I'd barely gotten out of bed when my mother swept out the door. I made sure she had her cell phone, and I settled in to wait for news.

And I made the mistake of trying to call my husband.

Sixteen years of loving someone I thought I knew made me believe that he might possibly be there for me. I was shaking, scared, alone. I called. The phone rang, just as it's rung thousands of times since October 27 of last year. And just like all those other thousands of times, he refused to answer.

I wasn't surprised. Not really. I left two messages, but it was apparent he'd turned off his phone by the time I called a second time. He wants to erase me.
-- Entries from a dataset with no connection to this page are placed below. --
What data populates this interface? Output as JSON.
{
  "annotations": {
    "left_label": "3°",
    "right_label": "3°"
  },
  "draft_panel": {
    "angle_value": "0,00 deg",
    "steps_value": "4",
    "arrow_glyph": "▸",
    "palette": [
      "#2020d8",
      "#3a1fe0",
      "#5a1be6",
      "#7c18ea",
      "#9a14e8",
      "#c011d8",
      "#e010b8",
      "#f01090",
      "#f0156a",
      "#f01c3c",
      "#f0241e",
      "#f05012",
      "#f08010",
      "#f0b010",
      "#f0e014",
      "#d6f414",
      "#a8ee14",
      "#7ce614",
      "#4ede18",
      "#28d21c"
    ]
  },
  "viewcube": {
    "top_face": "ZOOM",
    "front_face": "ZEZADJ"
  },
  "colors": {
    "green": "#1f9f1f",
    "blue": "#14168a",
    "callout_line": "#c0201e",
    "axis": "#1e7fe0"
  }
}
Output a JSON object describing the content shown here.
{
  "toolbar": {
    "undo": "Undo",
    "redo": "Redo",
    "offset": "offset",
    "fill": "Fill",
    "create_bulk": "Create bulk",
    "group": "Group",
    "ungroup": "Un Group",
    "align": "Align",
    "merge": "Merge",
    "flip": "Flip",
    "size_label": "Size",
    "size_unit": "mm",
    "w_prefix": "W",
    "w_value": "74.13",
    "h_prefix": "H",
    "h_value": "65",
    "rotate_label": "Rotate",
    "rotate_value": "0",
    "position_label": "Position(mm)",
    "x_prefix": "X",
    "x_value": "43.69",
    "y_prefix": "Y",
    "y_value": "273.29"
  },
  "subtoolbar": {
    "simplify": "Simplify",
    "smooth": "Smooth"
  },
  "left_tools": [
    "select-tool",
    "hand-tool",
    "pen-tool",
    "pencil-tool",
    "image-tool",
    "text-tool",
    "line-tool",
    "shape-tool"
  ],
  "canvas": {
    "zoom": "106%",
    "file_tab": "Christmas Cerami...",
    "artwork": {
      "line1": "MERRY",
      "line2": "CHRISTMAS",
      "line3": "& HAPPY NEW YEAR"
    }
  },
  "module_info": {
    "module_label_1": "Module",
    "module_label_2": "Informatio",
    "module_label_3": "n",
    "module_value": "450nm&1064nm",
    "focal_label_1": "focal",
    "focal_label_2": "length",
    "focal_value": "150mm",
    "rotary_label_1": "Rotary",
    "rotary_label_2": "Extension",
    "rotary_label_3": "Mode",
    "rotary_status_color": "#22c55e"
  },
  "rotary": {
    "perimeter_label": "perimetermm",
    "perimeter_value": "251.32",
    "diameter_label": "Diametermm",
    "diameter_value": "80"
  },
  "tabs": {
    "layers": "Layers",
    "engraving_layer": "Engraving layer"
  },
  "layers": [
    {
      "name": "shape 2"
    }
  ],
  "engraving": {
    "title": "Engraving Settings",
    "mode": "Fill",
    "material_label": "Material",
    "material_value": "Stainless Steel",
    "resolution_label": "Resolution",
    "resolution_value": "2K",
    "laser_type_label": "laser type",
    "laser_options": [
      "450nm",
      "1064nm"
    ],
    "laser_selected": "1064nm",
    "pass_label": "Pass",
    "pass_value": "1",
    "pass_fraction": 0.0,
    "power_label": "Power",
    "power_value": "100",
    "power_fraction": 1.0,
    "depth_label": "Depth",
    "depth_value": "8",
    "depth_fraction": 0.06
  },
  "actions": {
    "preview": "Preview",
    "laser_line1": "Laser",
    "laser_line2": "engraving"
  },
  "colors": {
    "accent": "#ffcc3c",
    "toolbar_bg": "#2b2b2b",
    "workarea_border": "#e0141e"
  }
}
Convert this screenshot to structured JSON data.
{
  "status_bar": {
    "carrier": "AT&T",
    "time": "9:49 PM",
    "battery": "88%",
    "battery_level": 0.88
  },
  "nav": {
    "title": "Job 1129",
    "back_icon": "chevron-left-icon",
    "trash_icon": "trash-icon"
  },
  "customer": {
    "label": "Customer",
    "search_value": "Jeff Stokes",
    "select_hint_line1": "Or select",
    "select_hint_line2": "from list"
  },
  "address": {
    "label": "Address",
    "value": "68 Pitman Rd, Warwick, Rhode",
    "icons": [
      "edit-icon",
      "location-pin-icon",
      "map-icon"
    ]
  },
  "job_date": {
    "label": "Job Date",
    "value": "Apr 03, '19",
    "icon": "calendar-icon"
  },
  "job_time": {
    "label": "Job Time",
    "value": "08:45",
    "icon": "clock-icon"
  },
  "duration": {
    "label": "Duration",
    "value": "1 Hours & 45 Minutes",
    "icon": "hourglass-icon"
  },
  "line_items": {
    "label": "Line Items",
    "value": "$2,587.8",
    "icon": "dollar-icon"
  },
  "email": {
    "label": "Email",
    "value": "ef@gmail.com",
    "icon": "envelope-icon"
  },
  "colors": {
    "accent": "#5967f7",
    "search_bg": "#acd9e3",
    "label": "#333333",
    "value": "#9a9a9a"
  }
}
So instead I called Ward. Ward's one of my very oldest friends; I've known him since I was fourteen. He was my confidant for years, my roommate after my first divorce. He's the one who introduced me to Sam.

Our friendship's been strained over the past year or so, because it's hard for Ward to be in the middle of me and Sam. He loves us both, though he's exasperated by Sam's stubborn refusal to communicate with me. But Ward lives in Sam's city, and they are old friends as well. I try not to make Ward take sides.

So Ward called me back almost immediately. He listened to me cry and made soothing sounds. He told me everything would be all right. He took care of me.

We talked for about forty-five minutes, and at the end I couldn't help myself. I asked The Question: Is Sam seeing someone else?

Ward hesitated. Ash, you sure you want to talk about this now? I nodded into the phone, hiccupped a quiet Yes.

Ward sighed. He was seeing someone a while back, yeah. A couple of times a couple of months ago.

It didn't feel the way I'd expected it to feel. Maybe it was the fact that all my adrenaline had been spent on Elizabeth. Maybe it was the accumulated sludge of a year's worth of silence that acted as a buffer to the pain. I didn't really feel anything at all other than a muffled thud in my soul, the proverbial other shoe dropping.

Mostly I felt drenched in a bitter sauce of shame for worrying about this at all while my sister was in labor.

It's over. It's over, I breathed to Ward. Yeah, baby, it is, Ward said matter-of-factly, but you aren't.

God, I needed to hear that.


So everything turned out all right. Lucy Grace made it out just fine. Elizabeth is over the moon for her red-headed little baby girl. My family is walking into walls from a potent cocktail of exhaustion, relief, and straight up joy.

This baby is gorgeous, the way a lot of c-section babies are. They don't get squished in the birth canal, so they don't come out looking as though they just fought the Crimean War. She is pink and red and gold and peaceful. She arrived hungry and nuzzly and perfect.

I am not a wife anymore, but I am an aunt now.

New beginnings. Firm endings. It's been a big day.